WASHINGTON, D.C. – U.S. Senate Majority Leader Mitch McConnell (R-KY) made the following remarks on the Senate floor today regarding the failure of Obamacare:

“Obamacare was sold to the American people with a lot of promises and a lot of fanfare.

“Speech after speech. Promise after promise.

“Splashy PR campaigns.

“Quirky YouTube videos.

“But the American people never bought it, and the law never worked out the way it was promised. It opened to big problems and crashing computers on day one. Millions lost their health plans and the doctors they were promised they could keep. Things only got worse from there.

“We’ve all gotten the calls and the letters.

“We’ve all seen the pain in our constituents’ eyes.

“We all know how harmful this failed, partisan experiment has been for those we represent.

“We also understand our united mandate to do something about it.

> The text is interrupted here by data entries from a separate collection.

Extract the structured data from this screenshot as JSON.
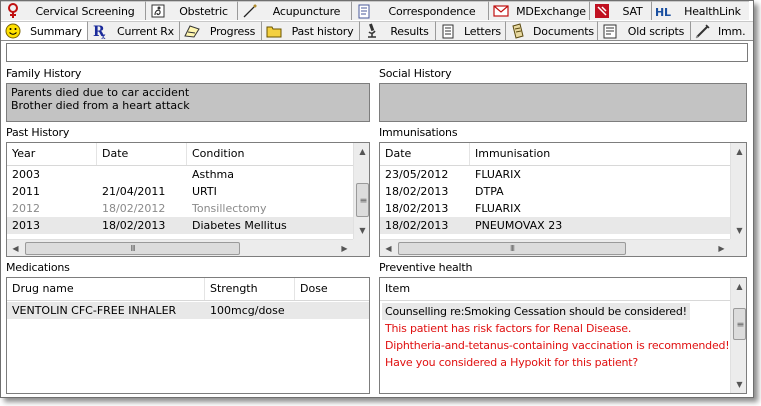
{
  "tabs_top": [
    {
      "label": "Cervical Screening",
      "icon": "cervical-icon"
    },
    {
      "label": "Obstetric",
      "icon": "obstetric-icon"
    },
    {
      "label": "Acupuncture",
      "icon": "acupuncture-needle-icon"
    },
    {
      "label": "Correspondence",
      "icon": "correspondence-icon"
    },
    {
      "label": "MDExchange",
      "icon": "envelope-icon"
    },
    {
      "label": "SAT",
      "icon": "sat-icon"
    },
    {
      "label": "HealthLink",
      "icon": "healthlink-icon"
    }
  ],
  "tabs_bottom": [
    {
      "label": "Summary",
      "icon": "smiley-icon",
      "active": true
    },
    {
      "label": "Current Rx",
      "icon": "rx-icon"
    },
    {
      "label": "Progress",
      "icon": "progress-icon"
    },
    {
      "label": "Past history",
      "icon": "folder-icon"
    },
    {
      "label": "Results",
      "icon": "microscope-icon"
    },
    {
      "label": "Letters",
      "icon": "letters-icon"
    },
    {
      "label": "Documents",
      "icon": "documents-icon"
    },
    {
      "label": "Old scripts",
      "icon": "old-scripts-icon"
    },
    {
      "label": "Imm.",
      "icon": "syringe-icon"
    }
  ],
  "family_history": {
    "title": "Family History",
    "lines": [
      "Parents died due to car accident",
      "Brother died from a heart attack"
    ]
  },
  "social_history": {
    "title": "Social History",
    "lines": []
  },
  "past_history": {
    "title": "Past History",
    "columns": [
      "Year",
      "Date",
      "Condition"
    ],
    "rows": [
      {
        "year": "2003",
        "date": "",
        "condition": "Asthma",
        "inactive": false,
        "selected": false
      },
      {
        "year": "2011",
        "date": "21/04/2011",
        "condition": "URTI",
        "inactive": false,
        "selected": false
      },
      {
        "year": "2012",
        "date": "18/02/2012",
        "condition": "Tonsillectomy",
        "inactive": true,
        "selected": false
      },
      {
        "year": "2013",
        "date": "18/02/2013",
        "condition": "Diabetes Mellitus",
        "inactive": false,
        "selected": true
      }
    ]
  },
  "immunisations": {
    "title": "Immunisations",
    "columns": [
      "Date",
      "Immunisation"
    ],
    "rows": [
      {
        "date": "23/05/2012",
        "name": "FLUARIX",
        "selected": false
      },
      {
        "date": "18/02/2013",
        "name": "DTPA",
        "selected": false
      },
      {
        "date": "18/02/2013",
        "name": "FLUARIX",
        "selected": false
      },
      {
        "date": "18/02/2013",
        "name": "PNEUMOVAX 23",
        "selected": true
      }
    ]
  },
  "medications": {
    "title": "Medications",
    "columns": [
      "Drug name",
      "Strength",
      "Dose"
    ],
    "rows": [
      {
        "drug": "VENTOLIN CFC-FREE INHALER",
        "strength": "100mcg/dose",
        "dose": ""
      }
    ]
  },
  "preventive_health": {
    "title": "Preventive health",
    "column": "Item",
    "items": [
      {
        "text": "Counselling re:Smoking Cessation should be considered!",
        "color": "#000000"
      },
      {
        "text": "This patient has risk factors for Renal Disease.",
        "color": "#e01010"
      },
      {
        "text": "Diphtheria-and-tetanus-containing vaccination is recommended!",
        "color": "#e01010"
      },
      {
        "text": "Have you considered a Hypokit for this patient?",
        "color": "#e01010"
      }
    ]
  },
  "scroll_grip": "III"
}
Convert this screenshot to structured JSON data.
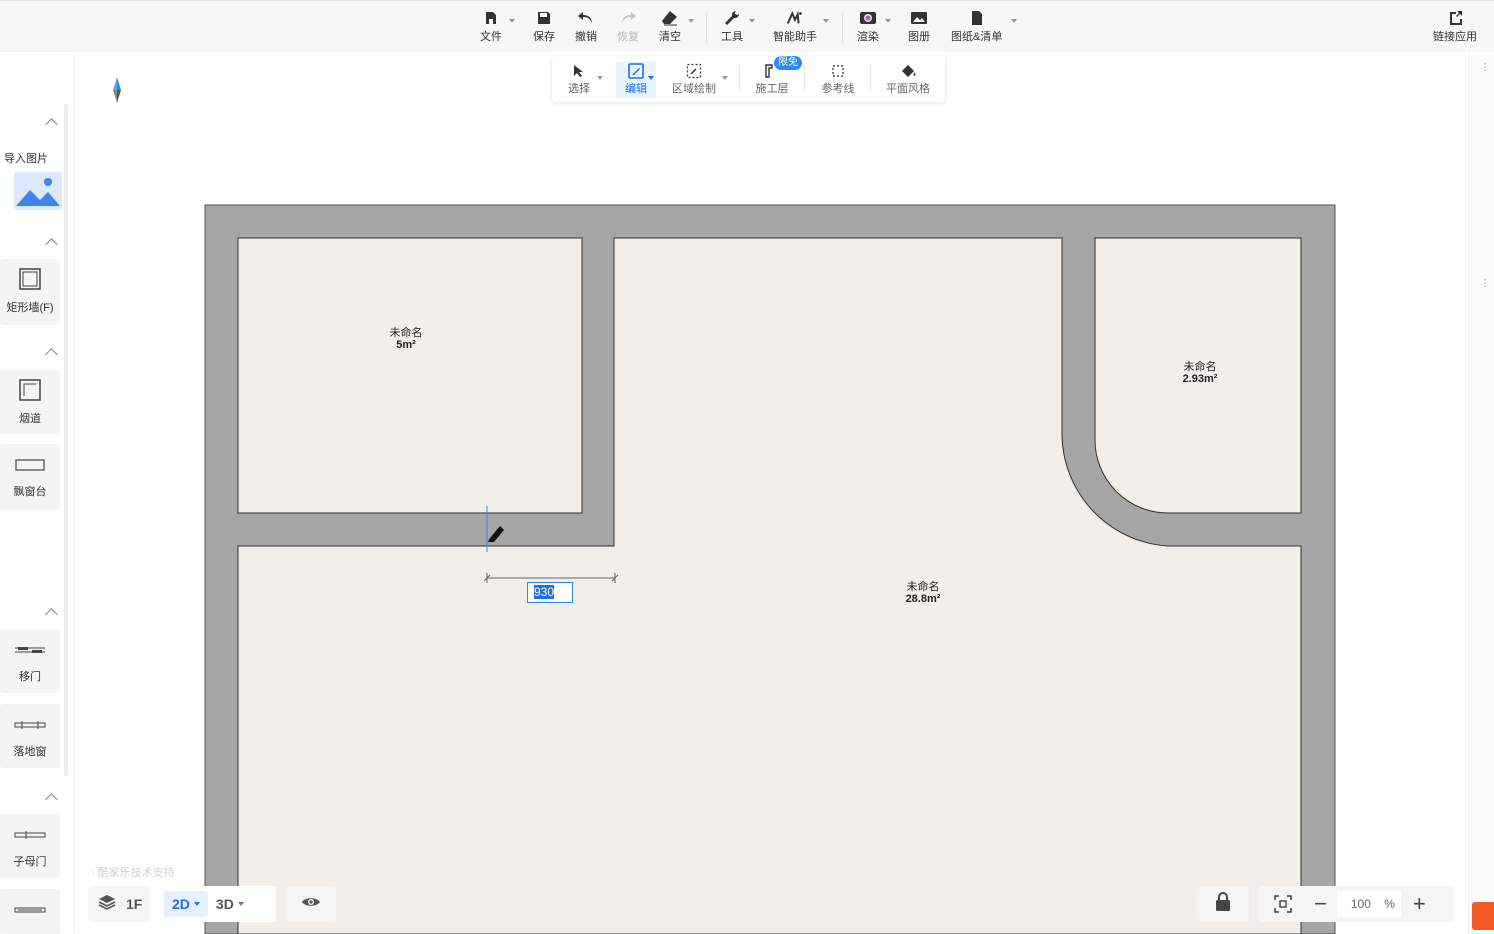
{
  "toolbar": {
    "file": "文件",
    "save": "保存",
    "undo": "撤销",
    "redo": "恢复",
    "clear": "清空",
    "tools": "工具",
    "assistant": "智能助手",
    "render": "渲染",
    "album": "图册",
    "drawings": "图纸&清单",
    "link_app": "链接应用"
  },
  "subtoolbar": {
    "select": "选择",
    "edit": "编辑",
    "area_draw": "区域绘制",
    "construction_layer": "施工层",
    "construction_badge": "限免",
    "reference_line": "参考线",
    "plan_style": "平面风格"
  },
  "left_panel": {
    "import_image": "导入图片",
    "rect_wall": "矩形墙(F)",
    "flue": "烟道",
    "bay_window": "飘窗台",
    "sliding_door": "移门",
    "floor_window": "落地窗",
    "mother_son_door": "子母门"
  },
  "rooms": [
    {
      "name": "未命名",
      "area": "5m²"
    },
    {
      "name": "未命名",
      "area": "2.93m²"
    },
    {
      "name": "未命名",
      "area": "28.8m²"
    }
  ],
  "dimension_value": "930",
  "watermark": "酷家乐技术支持",
  "bottom": {
    "floor": "1F",
    "view_2d": "2D",
    "view_3d": "3D",
    "zoom_value": "100",
    "zoom_unit": "%"
  },
  "colors": {
    "wall": "#a6a6a6",
    "floor": "#f2eeea",
    "accent": "#2e8cf0"
  }
}
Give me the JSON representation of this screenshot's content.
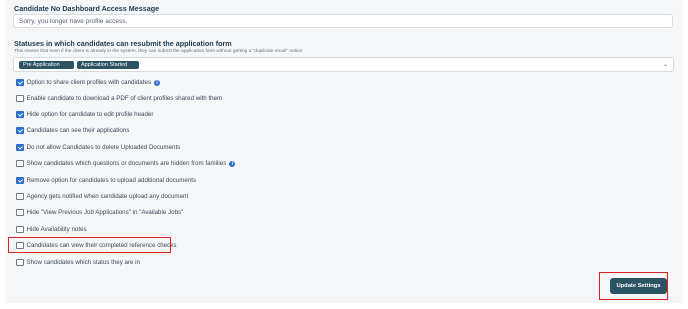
{
  "no_access": {
    "title": "Candidate No Dashboard Access Message",
    "value": "Sorry, you longer have profile access."
  },
  "statuses": {
    "title": "Statuses in which candidates can resubmit the application form",
    "note": "This means that even if the client is already in the system, they can submit the application form without getting a \"duplicate email\" notice",
    "selected": [
      "Pre Application",
      "Application Started"
    ],
    "caret": "⌄"
  },
  "options": [
    {
      "label": "Option to share client profiles with candidates",
      "checked": true,
      "info": true
    },
    {
      "label": "Enable candidate to download a PDF of client profiles shared with them",
      "checked": false,
      "info": false
    },
    {
      "label": "Hide option for candidate to edit profile header",
      "checked": true,
      "info": false
    },
    {
      "label": "Candidates can see their applications",
      "checked": true,
      "info": false
    },
    {
      "label": "Do not allow Candidates to delete Uploaded Documents",
      "checked": true,
      "info": false
    },
    {
      "label": "Show candidates which questions or documents are hidden from families",
      "checked": false,
      "info": true
    },
    {
      "label": "Remove option for candidates to upload additional documents",
      "checked": true,
      "info": false
    },
    {
      "label": "Agency gets notified when candidate upload any document",
      "checked": false,
      "info": false
    },
    {
      "label": "Hide \"View Previous Job Applications\" in \"Available Jobs\"",
      "checked": false,
      "info": false
    },
    {
      "label": "Hide Availability notes",
      "checked": false,
      "info": false
    },
    {
      "label": "Candidates can view their completed reference checks",
      "checked": false,
      "info": false
    },
    {
      "label": "Show candidates which status they are in",
      "checked": false,
      "info": false
    }
  ],
  "info_glyph": "i",
  "update_button": "Update Settings",
  "colors": {
    "accent": "#2c5364",
    "check": "#2f6fc9",
    "highlight": "#e02020"
  }
}
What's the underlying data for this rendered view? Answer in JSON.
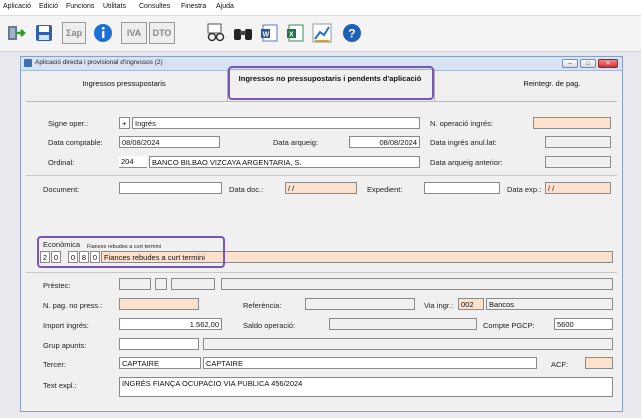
{
  "menu": [
    "Aplicació",
    "Edició",
    "Funcions",
    "Utilitats",
    "Consultes",
    "Finestra",
    "Ajuda"
  ],
  "toolbar": {
    "sum_label": "Σap",
    "iva_label": "IVA",
    "dto_label": "DTO",
    "help_label": "?"
  },
  "window": {
    "title": "Aplicació directa i provisional d'ingressos (2)",
    "min": "–",
    "max": "□",
    "close": "✕"
  },
  "tabs": {
    "tab1": "Ingressos pressupostaris",
    "tab2": "Ingressos no pressupostaris i pendents d'aplicació",
    "tab3": "Reintegr. de pag."
  },
  "form": {
    "signe_label": "Signe oper.:",
    "signe_sign": "+",
    "signe_value": "Ingrés",
    "noper_label": "N. operació ingrés:",
    "noper_value": "",
    "data_comptable_label": "Data comptable:",
    "data_comptable_value": "08/08/2024",
    "data_arqueig_label": "Data arqueig:",
    "data_arqueig_value": "08/08/2024",
    "data_ingres_anul_label": "Data ingrés anul.lat:",
    "ordinal_label": "Ordinal:",
    "ordinal_code": "204",
    "ordinal_name": "BANCO BILBAO VIZCAYA ARGENTARIA, S.",
    "data_arqueig_ant_label": "Data arqueig anterior:",
    "document_label": "Document:",
    "data_doc_label": "Data doc.:",
    "data_doc_value": "/ /",
    "expedient_label": "Expedient:",
    "data_exp_label": "Data exp.:",
    "data_exp_value": "/ /",
    "economica_label": "Econòmica",
    "economica_caption": "Fiances rebudes a curt termini",
    "eco_digit1": "2",
    "eco_digit2": "0",
    "eco_digit3": "0",
    "eco_digit4": "8",
    "eco_digit5": "0",
    "economica_desc": "Fiances rebudes a curt termini",
    "prestec_label": "Préstec:",
    "npag_label": "N. pag. no press.:",
    "referencia_label": "Referència:",
    "via_ingr_label": "Via ingr.:",
    "via_ingr_code": "002",
    "via_ingr_name": "Bancos",
    "import_label": "Import ingrés:",
    "import_value": "1.562,00",
    "saldo_label": "Saldo operació:",
    "compte_label": "Compte PGCP:",
    "compte_value": "5600",
    "grup_label": "Grup apunts:",
    "tercer_label": "Tercer:",
    "tercer_code": "CAPTAIRE",
    "tercer_name": "CAPTAIRE",
    "acf_label": "ACF:",
    "text_label": "Text expl.:",
    "text_value": "INGRÉS FIANÇA OCUPACIO VIA PUBLICA 456/2024"
  }
}
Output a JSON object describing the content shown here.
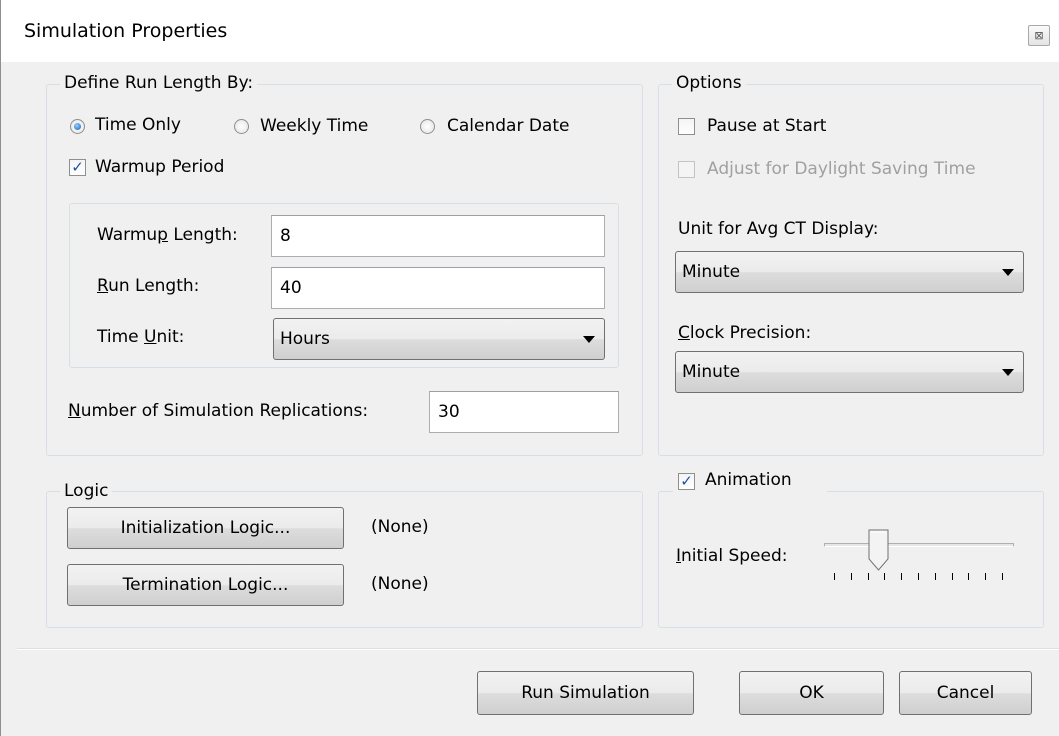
{
  "window": {
    "title": "Simulation Properties",
    "close_glyph": "⊠"
  },
  "run_length": {
    "legend": "Define Run Length By:",
    "mode_options": [
      "Time Only",
      "Weekly Time",
      "Calendar Date"
    ],
    "selected_mode": "Time Only",
    "warmup_checked": true,
    "warmup_label": "Warmup Period",
    "warmup_length_label_pre": "Warmu",
    "warmup_length_label_u": "p",
    "warmup_length_label_post": " Length:",
    "warmup_length_value": "8",
    "run_length_label_u": "R",
    "run_length_label_post": "un Length:",
    "run_length_value": "40",
    "time_unit_label_pre": "Time ",
    "time_unit_label_u": "U",
    "time_unit_label_post": "nit:",
    "time_unit_value": "Hours",
    "replications_label_u": "N",
    "replications_label_post": "umber of Simulation Replications:",
    "replications_value": "30"
  },
  "options": {
    "legend": "Options",
    "pause_checked": false,
    "pause_label": "Pause at Start",
    "daylight_checked": false,
    "daylight_enabled": false,
    "daylight_label": "Adjust for Daylight Saving Time",
    "avg_ct_label": "Unit for Avg CT Display:",
    "avg_ct_value": "Minute",
    "clock_label_u": "C",
    "clock_label_post": "lock Precision:",
    "clock_value": "Minute"
  },
  "logic": {
    "legend": "Logic",
    "init_button": "Initialization Logic...",
    "init_status": "(None)",
    "term_button": "Termination Logic...",
    "term_status": "(None)"
  },
  "animation": {
    "checked": true,
    "label": "Animation",
    "speed_label_u": "I",
    "speed_label_post": "nitial Speed:",
    "speed_fraction": 0.27,
    "tick_count": 11
  },
  "footer": {
    "run_button": "Run Simulation",
    "ok_button": "OK",
    "cancel_button": "Cancel"
  },
  "colors": {
    "accent": "#1a5fb4",
    "check": "#2050a8"
  }
}
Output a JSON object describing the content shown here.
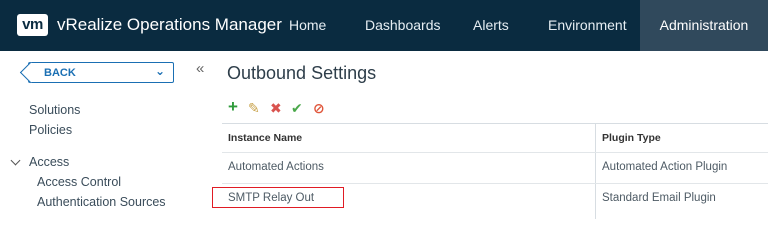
{
  "header": {
    "logo": "vm",
    "app_title": "vRealize Operations Manager",
    "nav": [
      "Home",
      "Dashboards",
      "Alerts",
      "Environment",
      "Administration"
    ],
    "active_nav": "Administration"
  },
  "sidebar": {
    "back_label": "BACK",
    "collapse_glyph": "«",
    "links": [
      "Solutions",
      "Policies"
    ],
    "group": {
      "label": "Access",
      "items": [
        "Access Control",
        "Authentication Sources"
      ]
    }
  },
  "main": {
    "title": "Outbound Settings",
    "toolbar": [
      "add-icon",
      "edit-icon",
      "delete-icon",
      "test-icon",
      "disable-icon"
    ],
    "table": {
      "columns": [
        "Instance Name",
        "Plugin Type"
      ],
      "rows": [
        {
          "name": "Automated Actions",
          "plugin": "Automated Action Plugin"
        },
        {
          "name": "SMTP Relay Out",
          "plugin": "Standard Email Plugin"
        }
      ]
    }
  },
  "colors": {
    "header_bg": "#0a2b40",
    "active_nav_bg": "#30495c",
    "accent": "#1a6fb3",
    "highlight": "#e01b24",
    "add": "#2e9b3a",
    "edit": "#c8a24a",
    "delete": "#d9534f",
    "test": "#4aa84a",
    "disable": "#e0563b"
  }
}
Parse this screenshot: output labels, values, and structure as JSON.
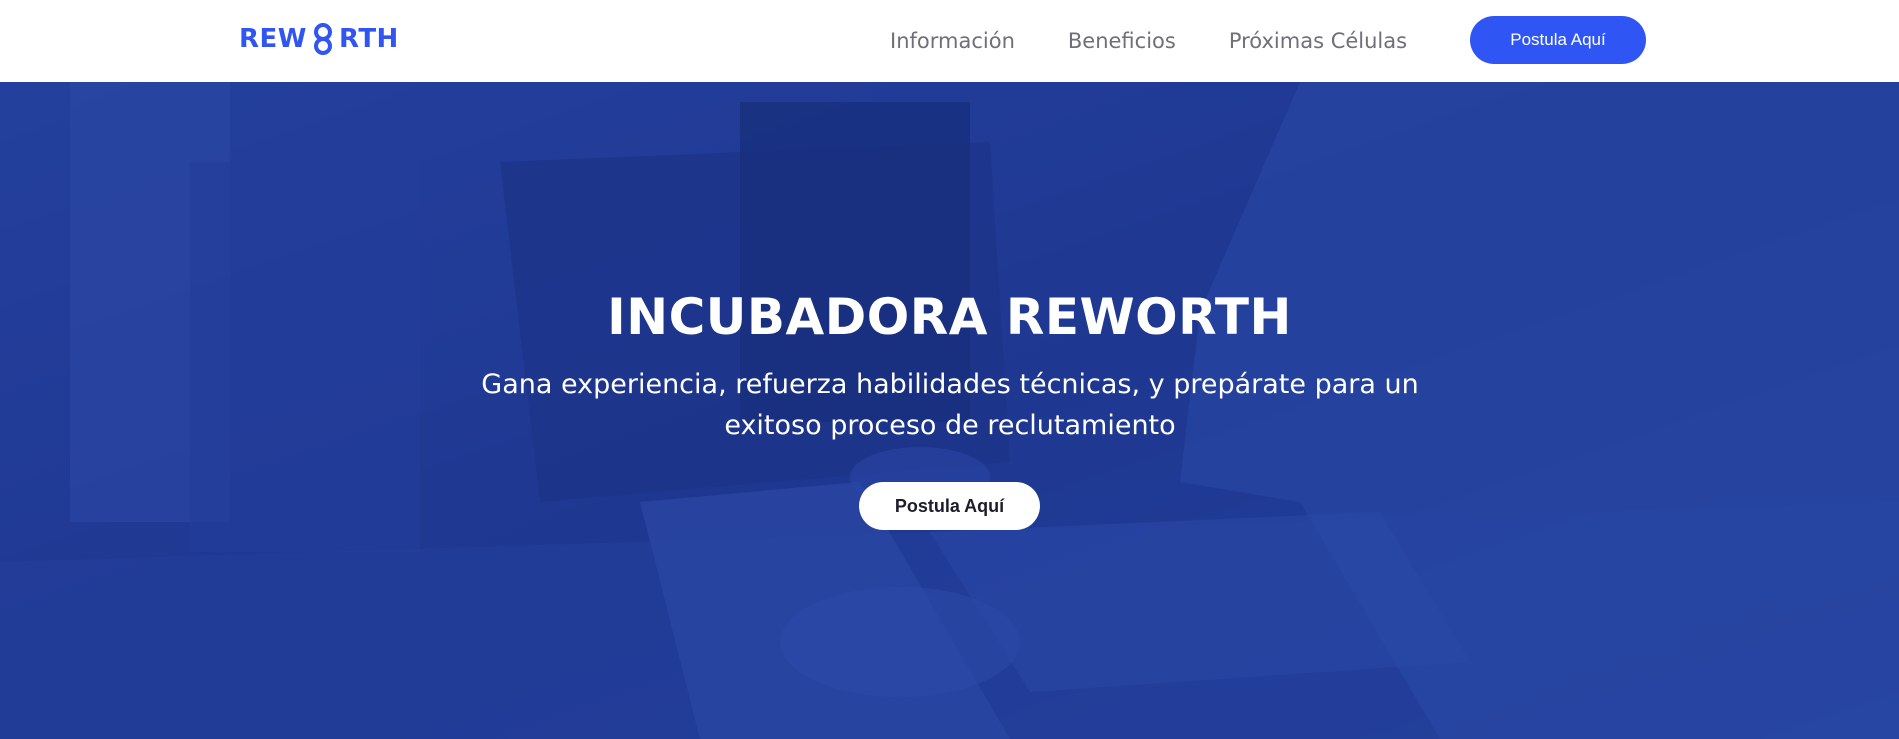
{
  "brand": {
    "logo_left": "REW",
    "logo_right": "RTH",
    "color": "#3055f0"
  },
  "nav": {
    "links": [
      "Información",
      "Beneficios",
      "Próximas Células"
    ],
    "cta": "Postula Aquí",
    "cta_color": "#2f56f5"
  },
  "hero": {
    "title": "INCUBADORA REWORTH",
    "subtitle": "Gana experiencia, refuerza habilidades técnicas, y prepárate para un exitoso proceso de reclutamiento",
    "cta": "Postula Aquí",
    "overlay_color": "#243d94"
  }
}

“The American people have hardly been subtle in their negative of Obamacare. That’s borne out in the polling we’ve seen since the passage of this law 7 years ago. This past November, they again called out to Washington — ‘please help us’ they said, ‘please get rid of this law that’s hurting my family.’

“About 8 in 10 favor changing Obamacare significantly or replacing it altogether.

“My message to the American people is this.

“We hear you. We hear you.

“We will act.

“And it is my sincere hope that Democrats will include themselves in that ‘we.’ I hope they will help us bring relief to the American people today, and better health-care solutions going forward.

“We want their ideas and their input. We value their contributions in the construction of durable, lasting, and effective reforms.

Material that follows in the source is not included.